Further, in the above description, an example of the continuous image formation on one surface sized recording material was described. However, the toner deterioration depends on a consumption amount) per unit time in the developing device, and therefore even when the image with the same print ratio is formed, compared with the continuous image formation, during intermittent image formation, progression of the toner deterioration is early correspondingly to a driving time of the developing device before and after the image formation. Here, the intermittent image formation refers to, in the case of one-sheet intermittent image formation, the case where the image formation on one sheet is effected in one job. In the one sheet intermittent image formation, the pre-rotation operation, the image formation on one sheet and the post-rotation operation are performed. Accordingly, in the case of the one-sheet intermittent image formation, when the image formation on the same number of sheets as that in the continuous image formation is effected, the pre-rotation operation and the post-rotation operation are performed every image formation, and therefore the driving time of the developing device becomes long. Accordingly, in this embodiment, from the video count per one sheet, the toner deterioration-integrated value was calculated, but may also be calculated on the basis of a print ratio standardized per unit driving time of the developing device.
Further, the predetermined condition for executing the operation in the forced consumption mode is not only discriminated from such a toner deterioration-integrated value but also may also be discriminated by another means if the toner consumption amount by the image formation is small and the toner deterioration state can be discriminated.

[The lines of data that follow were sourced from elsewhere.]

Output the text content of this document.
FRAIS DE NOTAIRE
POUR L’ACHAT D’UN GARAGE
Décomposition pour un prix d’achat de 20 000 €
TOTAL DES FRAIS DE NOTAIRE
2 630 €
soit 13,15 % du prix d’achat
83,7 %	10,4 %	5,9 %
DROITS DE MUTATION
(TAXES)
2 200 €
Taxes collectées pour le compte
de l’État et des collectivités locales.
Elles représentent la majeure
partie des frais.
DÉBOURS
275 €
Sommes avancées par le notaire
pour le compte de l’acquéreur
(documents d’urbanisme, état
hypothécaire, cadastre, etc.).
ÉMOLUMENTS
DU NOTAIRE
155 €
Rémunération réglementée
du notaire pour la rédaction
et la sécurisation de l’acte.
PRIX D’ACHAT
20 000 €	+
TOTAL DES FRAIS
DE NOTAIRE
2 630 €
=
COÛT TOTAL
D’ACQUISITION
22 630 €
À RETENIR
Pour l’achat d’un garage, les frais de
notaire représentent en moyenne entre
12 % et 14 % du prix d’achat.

According to the present invention, the toner consumption amount can be suppressed while suppressing the toner deterioration in a constitution in which the operation in the forced consumption mode is executable.
While the invention has been described with reference to the structures disclosed herein, it is not confined to the details set forth and this application is intended to cover such modifications or changes as may come within the purpose of the improvements or the scope of the following claims.
This application claims the benefit of Japanese Patent Application No. 2014-252134 filed on Dec. 12, 2014, which is hereby incorporated by reference herein in its entirety.